Cory’s business model is unique among the tasting rooms in Downtown Scottsdale and his business is growing. He told us his wines cost from $12.50 to $27.99 per bottle. We first came across Su Vino in their previous location along Main Street many years ago. Cory told us he has been in business about 10 years.
Why Take the Scottsdale Wine Trail?
Interesting wines and well-informed, enthusiastic tasting room staff. Take advantage of the opportunity to visit multiple producers within walking distance of one another without the nearly 4 hour drive to Willcox from Scottsdale.
Support family-owned wineries and an evolving wine culture in Arizona.
A feature unique to Arizona wine tasting rooms, at least to this Californian, is the ability to purchase wine by the glass. For first-time tasters it offers an opportunity to linger and have a glass of something you just tasted and really liked. For those familiar with the wines of a particular winery you can skip the tasting and go directly to your favorites. This explains why so many of the tasting room have chairs at the tasting bar as well as cozy seating around tables. There was never any rush to taste through the wines and we noticed several groups conversing over glasses of wine.

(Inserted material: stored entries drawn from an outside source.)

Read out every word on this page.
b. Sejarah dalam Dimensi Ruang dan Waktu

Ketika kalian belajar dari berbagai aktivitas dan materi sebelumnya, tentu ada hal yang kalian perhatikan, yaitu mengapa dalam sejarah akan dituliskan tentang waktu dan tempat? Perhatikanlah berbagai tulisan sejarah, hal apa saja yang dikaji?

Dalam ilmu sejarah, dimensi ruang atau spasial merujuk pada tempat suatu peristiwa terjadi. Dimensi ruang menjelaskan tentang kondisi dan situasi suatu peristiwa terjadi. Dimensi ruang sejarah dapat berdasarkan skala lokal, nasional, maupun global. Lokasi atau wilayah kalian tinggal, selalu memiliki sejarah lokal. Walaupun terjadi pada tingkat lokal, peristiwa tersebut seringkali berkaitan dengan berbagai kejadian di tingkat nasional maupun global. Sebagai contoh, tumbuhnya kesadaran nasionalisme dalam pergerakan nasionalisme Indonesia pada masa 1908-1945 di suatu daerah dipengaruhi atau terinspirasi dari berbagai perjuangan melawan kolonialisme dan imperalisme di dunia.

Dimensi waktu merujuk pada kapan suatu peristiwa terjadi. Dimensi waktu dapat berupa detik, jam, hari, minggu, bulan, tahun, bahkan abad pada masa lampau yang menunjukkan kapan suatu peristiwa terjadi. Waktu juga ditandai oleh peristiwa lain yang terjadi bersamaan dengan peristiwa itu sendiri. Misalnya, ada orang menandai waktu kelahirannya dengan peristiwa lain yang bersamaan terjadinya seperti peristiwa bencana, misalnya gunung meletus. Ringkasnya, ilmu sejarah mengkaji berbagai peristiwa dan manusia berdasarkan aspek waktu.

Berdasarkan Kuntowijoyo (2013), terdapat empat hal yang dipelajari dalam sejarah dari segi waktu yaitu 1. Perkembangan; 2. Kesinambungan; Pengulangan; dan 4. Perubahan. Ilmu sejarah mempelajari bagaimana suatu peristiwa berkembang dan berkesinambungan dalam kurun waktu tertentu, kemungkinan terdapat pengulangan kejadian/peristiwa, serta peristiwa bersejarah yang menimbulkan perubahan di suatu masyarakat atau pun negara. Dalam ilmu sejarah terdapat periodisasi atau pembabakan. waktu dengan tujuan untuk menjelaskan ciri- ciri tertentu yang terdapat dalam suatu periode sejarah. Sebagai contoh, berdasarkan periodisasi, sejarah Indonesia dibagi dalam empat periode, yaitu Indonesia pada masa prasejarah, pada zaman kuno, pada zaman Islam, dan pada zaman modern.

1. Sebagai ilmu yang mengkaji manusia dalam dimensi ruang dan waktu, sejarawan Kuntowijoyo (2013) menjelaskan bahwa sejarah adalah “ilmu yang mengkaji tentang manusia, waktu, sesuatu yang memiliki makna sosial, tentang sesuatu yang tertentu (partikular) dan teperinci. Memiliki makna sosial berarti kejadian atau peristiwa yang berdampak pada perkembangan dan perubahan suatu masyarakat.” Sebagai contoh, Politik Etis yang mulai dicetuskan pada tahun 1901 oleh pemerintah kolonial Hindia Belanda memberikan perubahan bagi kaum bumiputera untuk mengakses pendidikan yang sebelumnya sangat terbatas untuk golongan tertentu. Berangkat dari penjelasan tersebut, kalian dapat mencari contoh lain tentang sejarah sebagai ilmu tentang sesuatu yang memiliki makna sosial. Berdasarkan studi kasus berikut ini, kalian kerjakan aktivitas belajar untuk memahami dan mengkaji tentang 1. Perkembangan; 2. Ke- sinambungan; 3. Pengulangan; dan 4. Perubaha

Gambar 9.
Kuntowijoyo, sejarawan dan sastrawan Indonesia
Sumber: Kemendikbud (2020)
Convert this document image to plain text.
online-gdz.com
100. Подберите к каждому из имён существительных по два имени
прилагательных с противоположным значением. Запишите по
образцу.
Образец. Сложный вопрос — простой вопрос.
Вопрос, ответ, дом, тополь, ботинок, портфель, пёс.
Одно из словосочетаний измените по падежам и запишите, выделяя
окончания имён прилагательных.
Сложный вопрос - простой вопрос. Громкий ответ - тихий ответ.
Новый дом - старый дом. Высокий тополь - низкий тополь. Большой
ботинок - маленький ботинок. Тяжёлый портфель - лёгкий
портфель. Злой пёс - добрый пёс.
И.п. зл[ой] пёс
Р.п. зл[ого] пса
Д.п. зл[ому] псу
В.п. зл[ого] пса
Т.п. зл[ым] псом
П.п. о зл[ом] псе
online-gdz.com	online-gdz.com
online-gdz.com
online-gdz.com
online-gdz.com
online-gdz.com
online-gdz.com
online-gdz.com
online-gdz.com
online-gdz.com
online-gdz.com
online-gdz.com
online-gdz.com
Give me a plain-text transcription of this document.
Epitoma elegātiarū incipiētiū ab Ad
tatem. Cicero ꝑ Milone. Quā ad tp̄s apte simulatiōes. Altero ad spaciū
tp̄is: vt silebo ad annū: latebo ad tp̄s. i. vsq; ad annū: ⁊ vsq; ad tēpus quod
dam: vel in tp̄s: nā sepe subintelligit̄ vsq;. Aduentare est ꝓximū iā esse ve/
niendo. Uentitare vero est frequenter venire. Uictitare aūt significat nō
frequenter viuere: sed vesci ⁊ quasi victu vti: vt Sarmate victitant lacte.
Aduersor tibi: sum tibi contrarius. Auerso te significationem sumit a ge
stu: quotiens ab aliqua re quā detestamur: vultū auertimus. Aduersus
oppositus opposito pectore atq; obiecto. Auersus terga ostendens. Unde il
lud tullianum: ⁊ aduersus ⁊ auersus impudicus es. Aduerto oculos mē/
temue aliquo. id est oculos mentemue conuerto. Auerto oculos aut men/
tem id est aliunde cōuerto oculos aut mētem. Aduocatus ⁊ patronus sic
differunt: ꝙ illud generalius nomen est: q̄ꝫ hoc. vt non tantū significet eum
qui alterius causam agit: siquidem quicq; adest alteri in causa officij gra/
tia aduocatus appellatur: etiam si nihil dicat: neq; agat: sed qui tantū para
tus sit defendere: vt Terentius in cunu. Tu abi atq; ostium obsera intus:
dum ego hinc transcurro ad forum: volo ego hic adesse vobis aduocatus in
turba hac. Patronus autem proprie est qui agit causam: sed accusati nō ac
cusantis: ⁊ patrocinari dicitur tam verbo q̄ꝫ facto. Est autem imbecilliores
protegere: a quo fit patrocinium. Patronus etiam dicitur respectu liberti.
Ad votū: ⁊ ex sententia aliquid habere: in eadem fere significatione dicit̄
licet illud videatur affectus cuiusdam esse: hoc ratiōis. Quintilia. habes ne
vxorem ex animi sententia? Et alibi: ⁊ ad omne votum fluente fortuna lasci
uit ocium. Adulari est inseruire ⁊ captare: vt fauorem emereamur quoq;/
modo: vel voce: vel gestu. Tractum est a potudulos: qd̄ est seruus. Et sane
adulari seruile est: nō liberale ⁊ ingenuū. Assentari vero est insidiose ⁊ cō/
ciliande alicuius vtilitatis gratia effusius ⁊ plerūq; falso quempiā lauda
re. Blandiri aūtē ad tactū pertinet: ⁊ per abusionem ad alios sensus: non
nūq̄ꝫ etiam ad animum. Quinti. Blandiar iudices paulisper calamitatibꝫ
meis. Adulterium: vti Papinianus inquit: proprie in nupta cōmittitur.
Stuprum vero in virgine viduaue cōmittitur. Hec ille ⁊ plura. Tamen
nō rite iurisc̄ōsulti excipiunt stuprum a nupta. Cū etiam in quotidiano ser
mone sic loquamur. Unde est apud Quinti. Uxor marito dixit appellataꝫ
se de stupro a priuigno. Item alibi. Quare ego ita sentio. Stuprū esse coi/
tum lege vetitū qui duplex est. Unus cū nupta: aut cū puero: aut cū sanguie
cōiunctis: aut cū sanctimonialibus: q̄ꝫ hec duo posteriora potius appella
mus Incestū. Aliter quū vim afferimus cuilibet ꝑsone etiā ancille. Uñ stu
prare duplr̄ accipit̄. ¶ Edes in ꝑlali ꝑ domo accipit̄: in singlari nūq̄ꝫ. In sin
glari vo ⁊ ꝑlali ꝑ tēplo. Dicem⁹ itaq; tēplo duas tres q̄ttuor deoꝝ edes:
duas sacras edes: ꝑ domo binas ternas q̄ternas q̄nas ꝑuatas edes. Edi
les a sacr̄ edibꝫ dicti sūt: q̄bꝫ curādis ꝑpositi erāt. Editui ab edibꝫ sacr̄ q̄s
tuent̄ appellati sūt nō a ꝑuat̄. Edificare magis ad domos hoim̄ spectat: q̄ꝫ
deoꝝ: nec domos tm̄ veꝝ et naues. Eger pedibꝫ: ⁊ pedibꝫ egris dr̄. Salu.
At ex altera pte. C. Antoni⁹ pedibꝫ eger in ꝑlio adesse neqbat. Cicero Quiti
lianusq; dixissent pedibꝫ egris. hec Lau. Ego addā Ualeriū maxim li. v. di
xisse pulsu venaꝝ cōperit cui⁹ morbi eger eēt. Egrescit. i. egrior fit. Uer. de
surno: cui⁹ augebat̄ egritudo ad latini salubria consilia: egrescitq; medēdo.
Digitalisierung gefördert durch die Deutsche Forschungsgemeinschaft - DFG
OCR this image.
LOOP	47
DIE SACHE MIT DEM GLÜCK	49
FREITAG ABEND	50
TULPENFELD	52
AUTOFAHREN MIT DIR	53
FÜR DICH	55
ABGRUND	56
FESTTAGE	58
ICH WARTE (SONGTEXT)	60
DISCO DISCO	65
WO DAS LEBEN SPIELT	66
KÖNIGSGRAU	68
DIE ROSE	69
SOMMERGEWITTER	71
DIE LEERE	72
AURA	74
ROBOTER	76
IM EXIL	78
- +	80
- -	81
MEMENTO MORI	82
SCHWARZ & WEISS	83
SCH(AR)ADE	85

The trail is easily walkable, thus providing an opportunity for retail therapy as well as wine therapy. If art is your thing, in addition to wine, then you are in the right place for both.
There is a Downtown Trolley (it’s free and runs frequently) that you can ride to take you from the Main Street area wineries to those across Indian School Road. It’s fun to ride the trolley if for no other reason than to get to know the Downtown Scottsdale neighborhoods. The trolly drivers often provide a talking tour as they drive the route. Downtown Trolley information is available on the City of Scottsdale website.